Work with rectified current sources (rectifiers, power supplies, stabilizers) consists of an external inspection, cleaning the housing and equipment from dust, identifying defects, monitoring the load on devices, monitoring heating and cooling of devices. In addition, the load on ferroresonant stabilizers (C-0.9 and similar) should be monitored, since at low load these devices do not provide a stable output voltage.

Given that the rectifier units are not autonomous sources of operating current and their operation is possible only if there is voltage in the alternating current circuits, special attention during their operation is paid to the operational capabilities of ATS units, circuit breakers, contactors, relays and other equipment that ensures the reliability of AC power rectifiers.

The main task of running capacitor sources is to ensure that they are always in a charged state and ready to ensure the operation of cut-off electromagnets, relays and other devices. To do this, it is necessary to maintain the insulation of capacitors, power circuits and other items in proper condition.

AC power loss is particularly dangerous for capacitor sources, as they discharge rapidly in this case. In 1.5 minutes, the charge of the capacitors is so reduced that they are no longer able to provide power to the operating circuits for tripping switches, etc. Capacitors from the charger, but also discharge them by shunting with a resistance of 500-1000 ohms.

Testing of capacitor sources of operating current is carried out approximately once a year, measuring the level of charging voltage of capacitors with a high resistance voltmeter, in addition, the serviceability of diodes is checked. The chargers are designed to charge capacitors up to 400 V.
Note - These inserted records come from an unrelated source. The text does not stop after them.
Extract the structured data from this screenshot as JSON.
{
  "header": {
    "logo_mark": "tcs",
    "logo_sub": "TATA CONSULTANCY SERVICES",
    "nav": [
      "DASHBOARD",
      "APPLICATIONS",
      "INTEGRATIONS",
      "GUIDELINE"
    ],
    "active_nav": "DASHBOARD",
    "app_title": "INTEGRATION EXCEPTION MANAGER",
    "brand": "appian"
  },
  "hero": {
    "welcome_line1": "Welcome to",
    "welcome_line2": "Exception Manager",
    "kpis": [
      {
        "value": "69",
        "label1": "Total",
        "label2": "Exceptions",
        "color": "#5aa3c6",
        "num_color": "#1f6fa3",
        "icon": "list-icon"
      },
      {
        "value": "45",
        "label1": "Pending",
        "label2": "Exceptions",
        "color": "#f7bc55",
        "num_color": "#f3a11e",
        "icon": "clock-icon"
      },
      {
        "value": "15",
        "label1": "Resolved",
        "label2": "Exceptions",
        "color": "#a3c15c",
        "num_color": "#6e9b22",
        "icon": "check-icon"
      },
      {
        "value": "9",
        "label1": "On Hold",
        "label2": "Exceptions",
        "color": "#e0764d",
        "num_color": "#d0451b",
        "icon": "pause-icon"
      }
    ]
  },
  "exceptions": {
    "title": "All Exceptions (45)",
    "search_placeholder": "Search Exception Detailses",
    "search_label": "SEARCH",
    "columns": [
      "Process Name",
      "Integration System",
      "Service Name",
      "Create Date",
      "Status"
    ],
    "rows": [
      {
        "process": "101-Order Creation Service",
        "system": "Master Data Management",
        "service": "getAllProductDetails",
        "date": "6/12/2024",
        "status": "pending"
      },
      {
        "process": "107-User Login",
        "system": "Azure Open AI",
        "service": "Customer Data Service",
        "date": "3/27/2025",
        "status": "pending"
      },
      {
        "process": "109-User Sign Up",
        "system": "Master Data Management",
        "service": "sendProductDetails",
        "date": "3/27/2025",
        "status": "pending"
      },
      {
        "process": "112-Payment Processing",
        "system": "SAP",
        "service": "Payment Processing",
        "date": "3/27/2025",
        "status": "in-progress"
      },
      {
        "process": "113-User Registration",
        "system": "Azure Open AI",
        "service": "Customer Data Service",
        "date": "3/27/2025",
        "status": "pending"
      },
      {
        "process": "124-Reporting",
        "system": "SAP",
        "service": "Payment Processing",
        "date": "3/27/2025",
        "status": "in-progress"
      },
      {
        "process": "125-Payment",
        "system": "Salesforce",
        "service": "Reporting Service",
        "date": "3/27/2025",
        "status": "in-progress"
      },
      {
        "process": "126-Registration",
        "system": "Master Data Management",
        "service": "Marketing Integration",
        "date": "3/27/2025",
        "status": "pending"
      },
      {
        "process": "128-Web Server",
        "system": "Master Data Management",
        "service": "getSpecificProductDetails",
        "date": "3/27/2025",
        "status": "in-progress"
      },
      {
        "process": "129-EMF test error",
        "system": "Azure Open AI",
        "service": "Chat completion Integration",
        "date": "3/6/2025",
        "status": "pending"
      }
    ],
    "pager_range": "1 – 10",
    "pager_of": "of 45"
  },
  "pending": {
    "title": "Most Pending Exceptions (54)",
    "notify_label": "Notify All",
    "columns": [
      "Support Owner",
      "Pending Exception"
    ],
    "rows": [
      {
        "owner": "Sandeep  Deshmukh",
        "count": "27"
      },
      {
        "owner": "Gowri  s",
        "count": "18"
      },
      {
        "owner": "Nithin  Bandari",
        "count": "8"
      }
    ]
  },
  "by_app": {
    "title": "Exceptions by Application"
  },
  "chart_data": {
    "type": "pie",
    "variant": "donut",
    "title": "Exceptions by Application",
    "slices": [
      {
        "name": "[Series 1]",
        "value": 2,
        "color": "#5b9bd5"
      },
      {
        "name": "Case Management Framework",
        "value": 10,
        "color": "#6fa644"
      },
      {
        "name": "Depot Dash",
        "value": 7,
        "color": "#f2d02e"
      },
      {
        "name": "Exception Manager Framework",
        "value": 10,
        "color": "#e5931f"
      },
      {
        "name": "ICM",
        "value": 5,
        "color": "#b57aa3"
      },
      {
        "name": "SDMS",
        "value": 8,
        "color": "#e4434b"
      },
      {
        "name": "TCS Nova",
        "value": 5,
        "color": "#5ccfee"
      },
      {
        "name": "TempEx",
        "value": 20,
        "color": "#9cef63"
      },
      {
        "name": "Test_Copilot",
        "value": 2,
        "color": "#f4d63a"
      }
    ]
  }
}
Transformers used as AC sources are serviced, as are power and instrument transformers.

Maintenance of ATS equipment, switchboards and assemblies of breakers, contactors, fuses is carried out in the same way as the operation of low-voltage electrical equipment. It should be borne in mind that malfunctions in the control circuits can have serious consequences. Therefore, special attention should be paid to the presence of operating current, providing isolation control and selectivity of protective devices in rectifier current circuits.

The insulation resistance in the operating current circuits, usually measured with a 1000 V megohmmeter, should be maintained at a level of at least 1 megohm.